Lisa sah in ihr Buch und Alwin in die Zeitung.
„Haben Sie nichts davon gehört?!“
“Nein“, erwiderte Alwin, nahm umständlich seine Zeitung auseinander und legte sie genauso umständlich wieder zusammen.
„Eine wunderbare Geschäftsidee, diese Serie soll mittlerweile auch in der britischen Außenhandelsbilanz aufscheinen!“, fuhr ihr Gegenüber fort.
„Was bei der britischen Außenhandelsbilanz nicht allzu schwierig ist“, brummte Alwin genervt und versuchte sich wieder in den „Guardian“ zu vertiefen.
Lisa hingegen war zu angepannt, um den Wortwechsel witzig zu finden. Unwirsch meinte sie: „Natürlich! Es gibt für Schriftsteller nichts Wichtigeres als die nationale Wettbewerbsfähigkeit ihres Landes zu steigern…“
„Aber…, nein, so habe ich das gar nicht gemeint, Miss… Sehen Sie, ich habe Wirtschaft studiert und leite jetzt eines der erfolgreichsten Mobilfunkunternehmen in Massachusetts und betrachte die Welt somit… aus etwas anderen Augen… Mac Futuroy, wenn ich mich übrigens vorstellen darf.“
Lisa sah abrupt aus dem Fenster.
Während sich der Zug wieder in Bewegung setzte, hörte sie ihren Mann langsam sagen, „Ihr Name klingt asiatisch, Sie sehen aber nicht danach aus!“
Lisa biss sich auf die Lippen, doch das bemerkte niemand.
„Ja, ich…“ Abrupt brach der jüngere Mann seinen Satz ab, um nach einer kurzen Pause leise hinzuzufügen, „das ist reiner Zufall… Ich hoffe, Sie werden eine angenehme Zeit in Schottland verbringen!“
Lisa sah von Alwin auf den Fremden, dann meinte sie äußerst liebenswürdig: „Dasselbe wünschen wir Ihnen auch!“ Eine Zeit lang blieb es im Abteil still. Lisa konzentrierte sich auf den Text ihres Buches, während Alwin immer wieder aus dem Fenster zu sehen versuchte und nichts anderes sah als den Fremden, der sich im Fensterglas spiegelte.
„Sie lesen gerne, Miss?“
„Genau, und das würde ich jetzt auch verdammt gerne tun!“, dachte Lisa. Sie wünschte sich, der Zug würde bald wieder halten und der Mitreisende aussteigen. Irritiert sah sie von ihrem Buch auf. Ihr Lächeln glich einem Hochseilkünstler, der registrierte, dass das Seil immer länger und dünner wurde, auf dem er tanzte. Der Fremde blickte zum Fenster, wo ihn Alwins Blick traf. Ein paar Minuten schwiegen alle, die Stimmung war angesapnnt, Lisa hätte am liebsten in ihr Buch gebissen.

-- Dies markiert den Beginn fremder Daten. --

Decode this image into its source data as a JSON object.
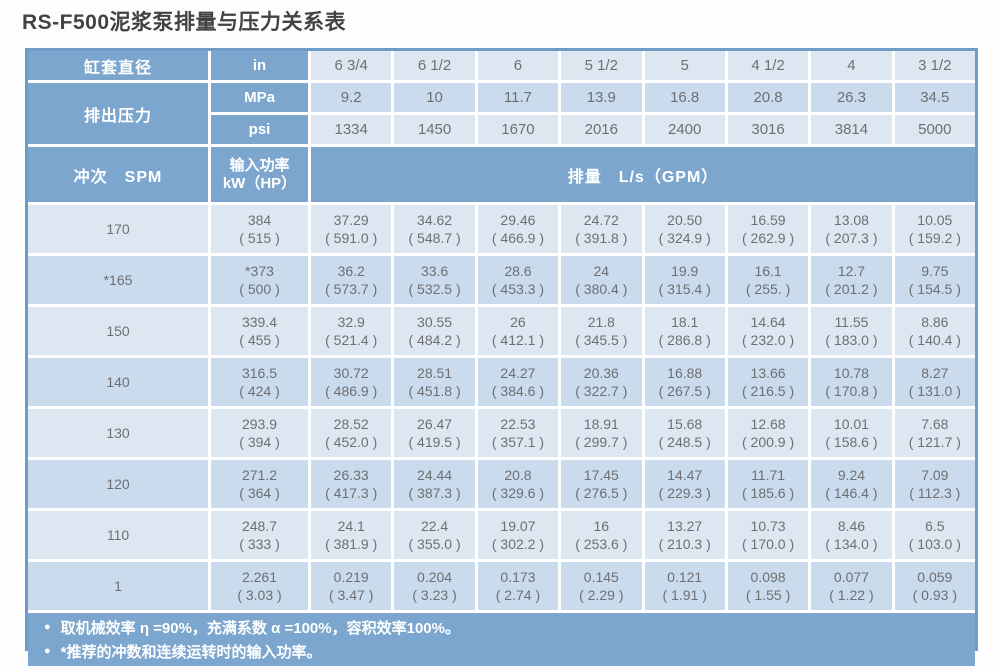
{
  "title": "RS-F500泥浆泵排量与压力关系表",
  "colors": {
    "header_blue": "#7ca6ce",
    "row_light": "#dde7f2",
    "row_dark": "#c9dbed",
    "outer_border": "#6e9cc6",
    "cell_text": "#6e6f72",
    "title_text": "#414244"
  },
  "header": {
    "liner_diameter_label": "缸套直径",
    "liner_unit": "in",
    "liner_sizes": [
      "6 3/4",
      "6 1/2",
      "6",
      "5 1/2",
      "5",
      "4 1/2",
      "4",
      "3 1/2"
    ],
    "discharge_pressure_label": "排出压力",
    "mpa_label": "MPa",
    "mpa_values": [
      "9.2",
      "10",
      "11.7",
      "13.9",
      "16.8",
      "20.8",
      "26.3",
      "34.5"
    ],
    "psi_label": "psi",
    "psi_values": [
      "1334",
      "1450",
      "1670",
      "2016",
      "2400",
      "3016",
      "3814",
      "5000"
    ],
    "strokes_label": "冲次　SPM",
    "power_label_line1": "输入功率",
    "power_label_line2": "kW（HP）",
    "flow_label": "排量　L/s（GPM）"
  },
  "body_rows": [
    {
      "spm": "170",
      "shade": "light",
      "cells": [
        [
          "384",
          "( 515 )"
        ],
        [
          "37.29",
          "( 591.0 )"
        ],
        [
          "34.62",
          "( 548.7 )"
        ],
        [
          "29.46",
          "( 466.9 )"
        ],
        [
          "24.72",
          "( 391.8 )"
        ],
        [
          "20.50",
          "( 324.9 )"
        ],
        [
          "16.59",
          "( 262.9 )"
        ],
        [
          "13.08",
          "( 207.3 )"
        ],
        [
          "10.05",
          "( 159.2 )"
        ]
      ]
    },
    {
      "spm": "*165",
      "shade": "dark",
      "cells": [
        [
          "*373",
          "( 500 )"
        ],
        [
          "36.2",
          "( 573.7 )"
        ],
        [
          "33.6",
          "( 532.5 )"
        ],
        [
          "28.6",
          "( 453.3 )"
        ],
        [
          "24",
          "( 380.4 )"
        ],
        [
          "19.9",
          "( 315.4 )"
        ],
        [
          "16.1",
          "( 255. )"
        ],
        [
          "12.7",
          "( 201.2 )"
        ],
        [
          "9.75",
          "( 154.5 )"
        ]
      ]
    },
    {
      "spm": "150",
      "shade": "light",
      "cells": [
        [
          "339.4",
          "( 455 )"
        ],
        [
          "32.9",
          "( 521.4 )"
        ],
        [
          "30.55",
          "( 484.2 )"
        ],
        [
          "26",
          "( 412.1 )"
        ],
        [
          "21.8",
          "( 345.5 )"
        ],
        [
          "18.1",
          "( 286.8 )"
        ],
        [
          "14.64",
          "( 232.0 )"
        ],
        [
          "11.55",
          "( 183.0 )"
        ],
        [
          "8.86",
          "( 140.4 )"
        ]
      ]
    },
    {
      "spm": "140",
      "shade": "dark",
      "cells": [
        [
          "316.5",
          "( 424 )"
        ],
        [
          "30.72",
          "( 486.9 )"
        ],
        [
          "28.51",
          "( 451.8 )"
        ],
        [
          "24.27",
          "( 384.6 )"
        ],
        [
          "20.36",
          "( 322.7 )"
        ],
        [
          "16.88",
          "( 267.5 )"
        ],
        [
          "13.66",
          "( 216.5 )"
        ],
        [
          "10.78",
          "( 170.8 )"
        ],
        [
          "8.27",
          "( 131.0 )"
        ]
      ]
    },
    {
      "spm": "130",
      "shade": "light",
      "cells": [
        [
          "293.9",
          "( 394 )"
        ],
        [
          "28.52",
          "( 452.0 )"
        ],
        [
          "26.47",
          "( 419.5 )"
        ],
        [
          "22.53",
          "( 357.1 )"
        ],
        [
          "18.91",
          "( 299.7 )"
        ],
        [
          "15.68",
          "( 248.5 )"
        ],
        [
          "12.68",
          "( 200.9 )"
        ],
        [
          "10.01",
          "( 158.6 )"
        ],
        [
          "7.68",
          "( 121.7 )"
        ]
      ]
    },
    {
      "spm": "120",
      "shade": "dark",
      "cells": [
        [
          "271.2",
          "( 364 )"
        ],
        [
          "26.33",
          "( 417.3 )"
        ],
        [
          "24.44",
          "( 387.3 )"
        ],
        [
          "20.8",
          "( 329.6 )"
        ],
        [
          "17.45",
          "( 276.5 )"
        ],
        [
          "14.47",
          "( 229.3 )"
        ],
        [
          "11.71",
          "( 185.6 )"
        ],
        [
          "9.24",
          "( 146.4 )"
        ],
        [
          "7.09",
          "( 112.3 )"
        ]
      ]
    },
    {
      "spm": "110",
      "shade": "light",
      "cells": [
        [
          "248.7",
          "( 333 )"
        ],
        [
          "24.1",
          "( 381.9 )"
        ],
        [
          "22.4",
          "( 355.0 )"
        ],
        [
          "19.07",
          "( 302.2 )"
        ],
        [
          "16",
          "( 253.6 )"
        ],
        [
          "13.27",
          "( 210.3 )"
        ],
        [
          "10.73",
          "( 170.0 )"
        ],
        [
          "8.46",
          "( 134.0 )"
        ],
        [
          "6.5",
          "( 103.0 )"
        ]
      ]
    },
    {
      "spm": "1",
      "shade": "dark",
      "cells": [
        [
          "2.261",
          "( 3.03 )"
        ],
        [
          "0.219",
          "( 3.47 )"
        ],
        [
          "0.204",
          "( 3.23 )"
        ],
        [
          "0.173",
          "( 2.74 )"
        ],
        [
          "0.145",
          "( 2.29 )"
        ],
        [
          "0.121",
          "( 1.91 )"
        ],
        [
          "0.098",
          "( 1.55 )"
        ],
        [
          "0.077",
          "( 1.22 )"
        ],
        [
          "0.059",
          "( 0.93 )"
        ]
      ]
    }
  ],
  "footnotes": [
    "取机械效率 η =90%，充满系数 α =100%，容积效率100%。",
    "*推荐的冲数和连续运转时的输入功率。"
  ]
}
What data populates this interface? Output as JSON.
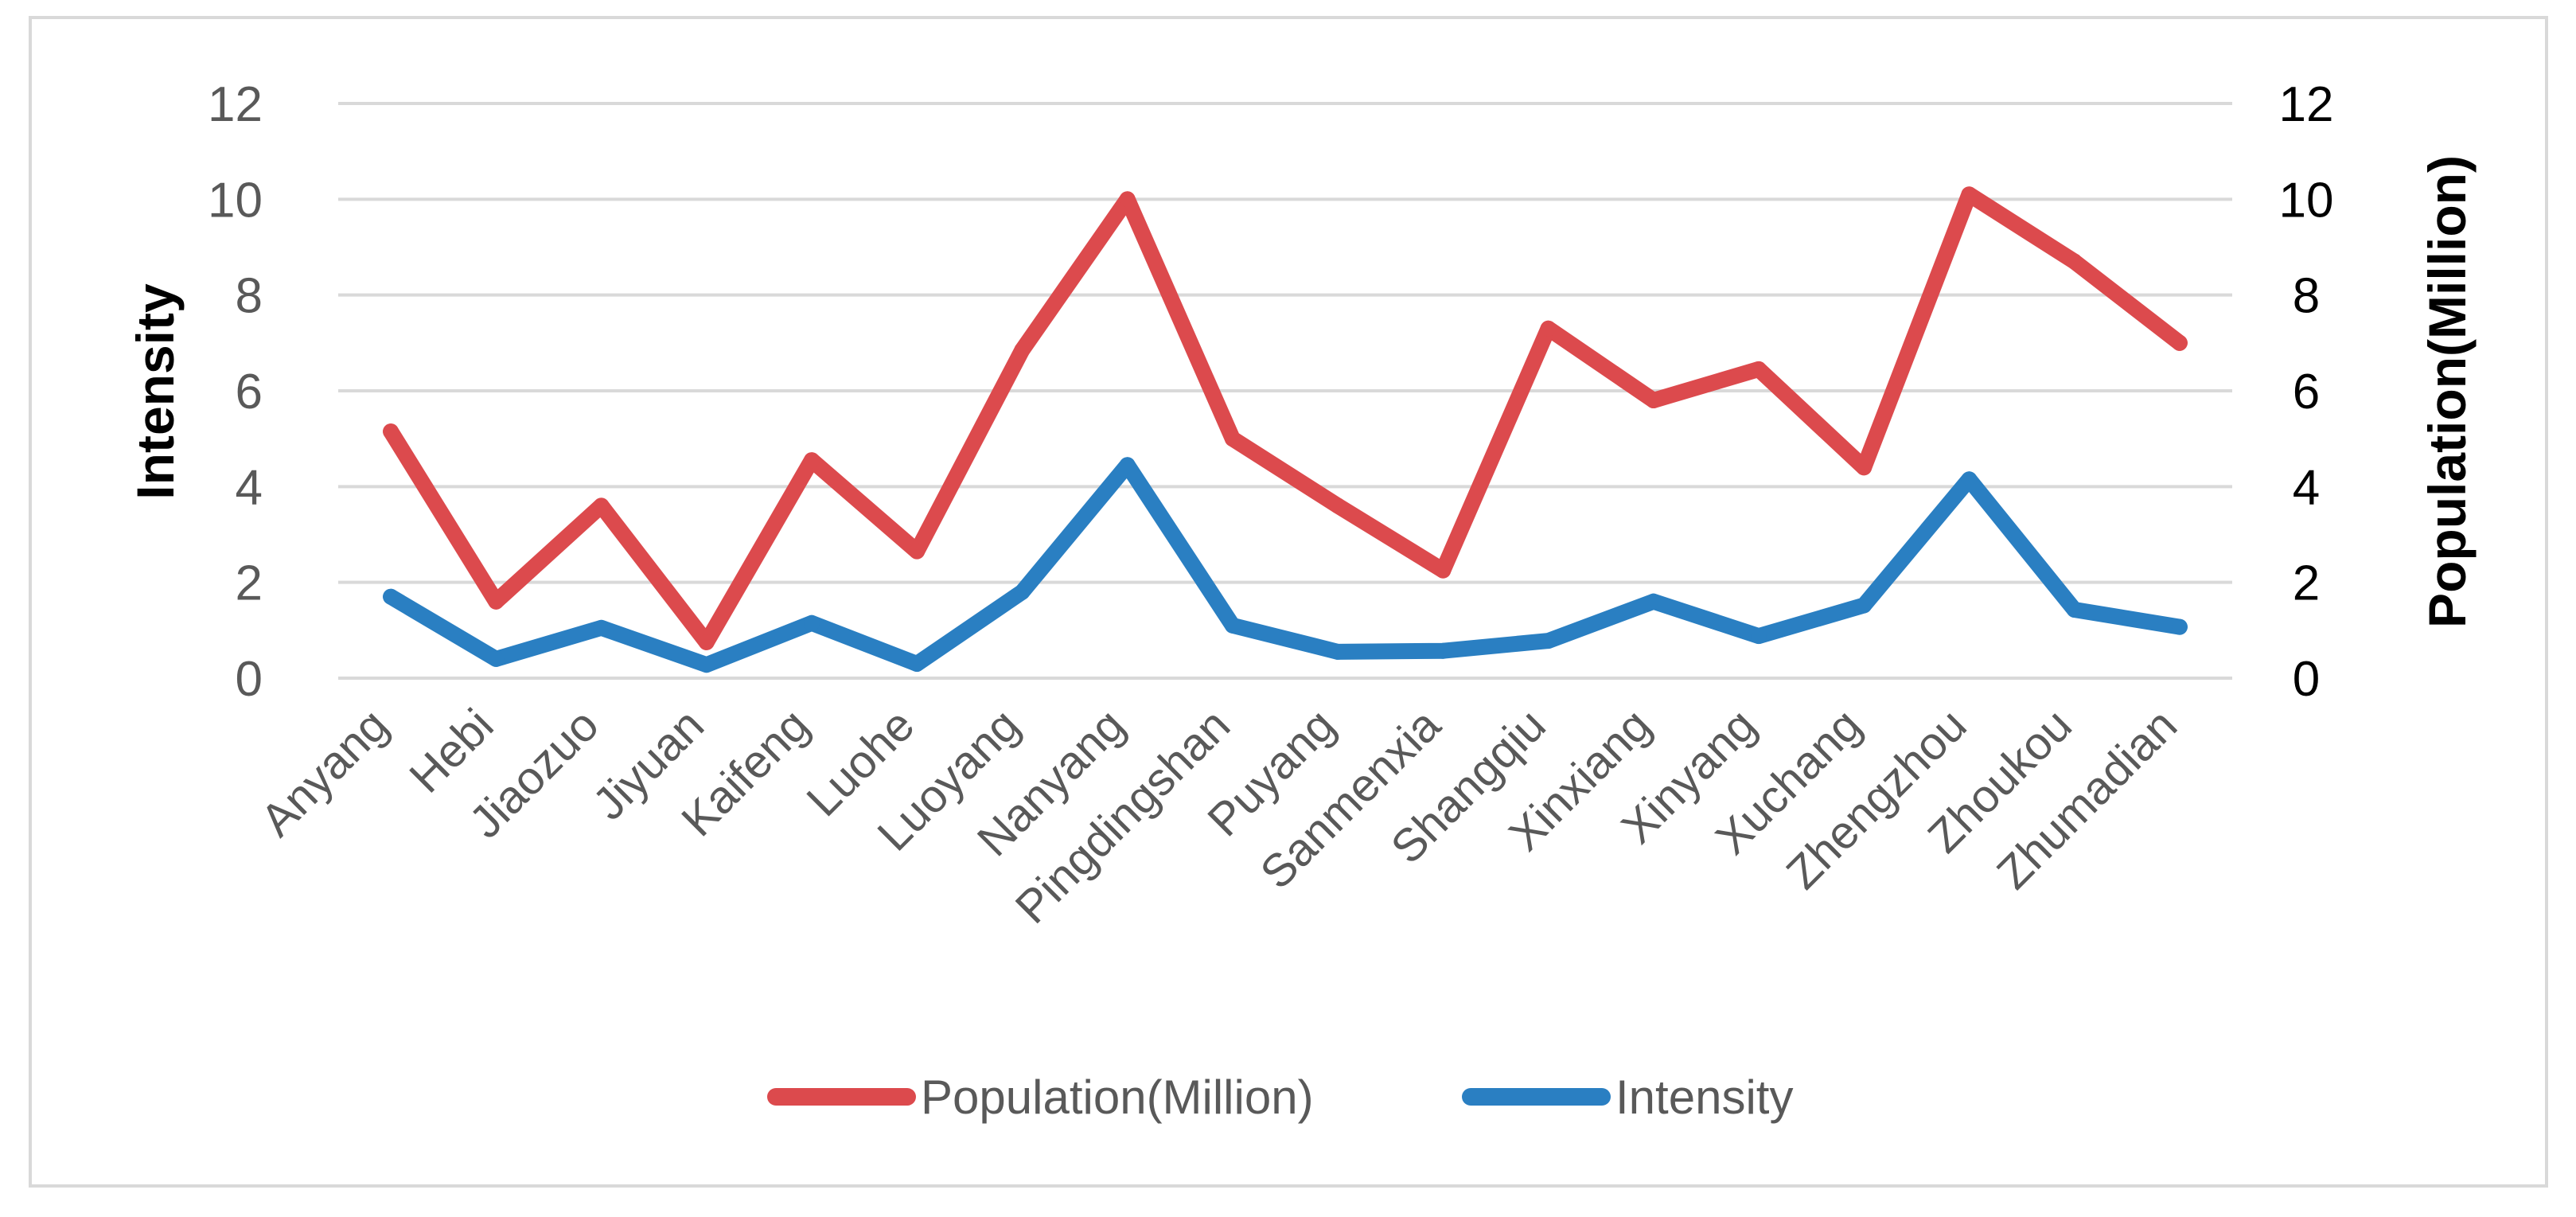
{
  "chart_data": {
    "type": "line",
    "title": "",
    "categories": [
      "Anyang",
      "Hebi",
      "Jiaozuo",
      "Jiyuan",
      "Kaifeng",
      "Luohe",
      "Luoyang",
      "Nanyang",
      "Pingdingshan",
      "Puyang",
      "Sanmenxia",
      "Shangqiu",
      "Xinxiang",
      "Xinyang",
      "Xuchang",
      "Zhengzhou",
      "Zhoukou",
      "Zhumadian"
    ],
    "xlabel": "",
    "ylabel": "Intensity",
    "ylabel_right": "Population(Million)",
    "ylim": [
      0,
      12
    ],
    "ylim_right": [
      0,
      12
    ],
    "yticks": [
      "0",
      "2",
      "4",
      "6",
      "8",
      "10",
      "12"
    ],
    "yticks_right": [
      "0",
      "2",
      "4",
      "6",
      "8",
      "10",
      "12"
    ],
    "grid": true,
    "legend_position": "bottom",
    "series": [
      {
        "name": "Population(Million)",
        "axis": "right",
        "color": "#dc4a4d",
        "values": [
          5.15,
          1.6,
          3.6,
          0.75,
          4.55,
          2.65,
          6.85,
          10.0,
          5.0,
          3.6,
          2.25,
          7.3,
          5.8,
          6.45,
          4.4,
          10.1,
          8.7,
          7.0
        ]
      },
      {
        "name": "Intensity",
        "axis": "left",
        "color": "#2a7fc2",
        "values": [
          1.7,
          0.4,
          1.05,
          0.28,
          1.15,
          0.3,
          1.8,
          4.45,
          1.1,
          0.55,
          0.57,
          0.78,
          1.6,
          0.88,
          1.52,
          4.15,
          1.43,
          1.07
        ]
      }
    ]
  }
}
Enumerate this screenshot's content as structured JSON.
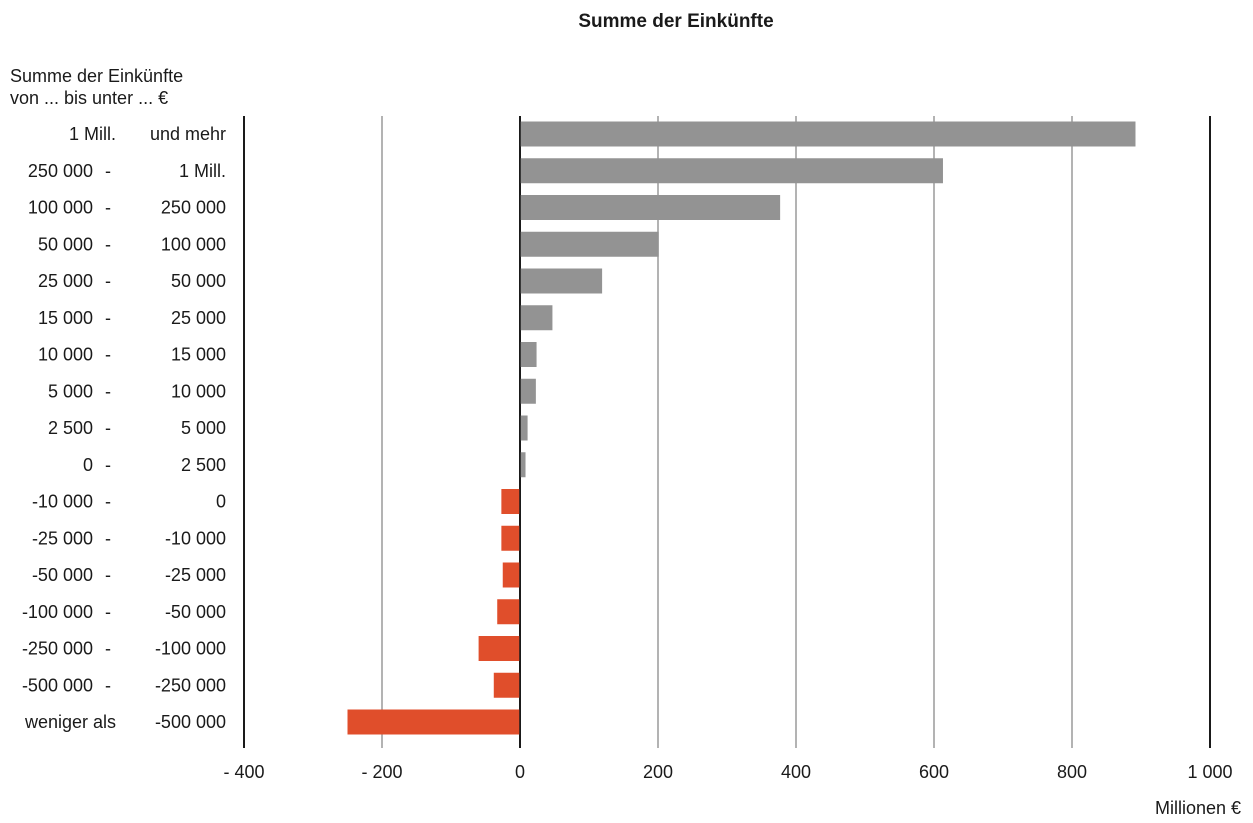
{
  "chart_data": {
    "type": "bar",
    "orientation": "horizontal",
    "title": "Summe der Einkünfte",
    "category_header": [
      "Summe der Einkünfte",
      "von ... bis unter ... €"
    ],
    "xlabel": "Millionen €",
    "xlim": [
      -400,
      1000
    ],
    "xticks": [
      -400,
      -200,
      0,
      200,
      400,
      600,
      800,
      1000
    ],
    "xtick_labels": [
      "- 400",
      "- 200",
      "0",
      "200",
      "400",
      "600",
      "800",
      "1 000"
    ],
    "grid": true,
    "categories": [
      {
        "from": "1 Mill.",
        "sep": "",
        "to": "und mehr"
      },
      {
        "from": "250 000",
        "sep": "-",
        "to": "1 Mill."
      },
      {
        "from": "100 000",
        "sep": "-",
        "to": "250 000"
      },
      {
        "from": "50 000",
        "sep": "-",
        "to": "100 000"
      },
      {
        "from": "25 000",
        "sep": "-",
        "to": "50 000"
      },
      {
        "from": "15 000",
        "sep": "-",
        "to": "25 000"
      },
      {
        "from": "10 000",
        "sep": "-",
        "to": "15 000"
      },
      {
        "from": "5 000",
        "sep": "-",
        "to": "10 000"
      },
      {
        "from": "2 500",
        "sep": "-",
        "to": "5 000"
      },
      {
        "from": "0",
        "sep": "-",
        "to": "2 500"
      },
      {
        "from": "-10 000",
        "sep": "-",
        "to": "0"
      },
      {
        "from": "-25 000",
        "sep": "-",
        "to": "-10 000"
      },
      {
        "from": "-50 000",
        "sep": "-",
        "to": "-25 000"
      },
      {
        "from": "-100 000",
        "sep": "-",
        "to": "-50 000"
      },
      {
        "from": "-250 000",
        "sep": "-",
        "to": "-100 000"
      },
      {
        "from": "-500 000",
        "sep": "-",
        "to": "-250 000"
      },
      {
        "from": "weniger als",
        "sep": "",
        "to": "-500 000"
      }
    ],
    "values": [
      892,
      613,
      377,
      201,
      119,
      47,
      24,
      23,
      11,
      8,
      -27,
      -27,
      -25,
      -33,
      -60,
      -38,
      -250
    ],
    "colors": {
      "positive": "#939393",
      "negative": "#e04e2b",
      "grid": "#9a9a9a",
      "axis": "#1a1a1a"
    }
  }
}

„Wir kommen bald in Mallaig an“, sagte Alwin schließlich, bloß um irgendetwas zu sagen.
„Ja, und ich steige eine Station früher aus. Aber wenn es ihr Zeitplan zulässt, besuchen Sie mich doch einmal auf meinem Anwesen!“ Alwin hob die Augenbrauen und Lisa sah eine Spur zu schnell auf. Der Fremde genoss es sichtlich, seine Mitreisenden in Erstaunen zu versetzen und legte lächelnd seine Visitenkarte auf das Amaturenbrett des Wagonfensters.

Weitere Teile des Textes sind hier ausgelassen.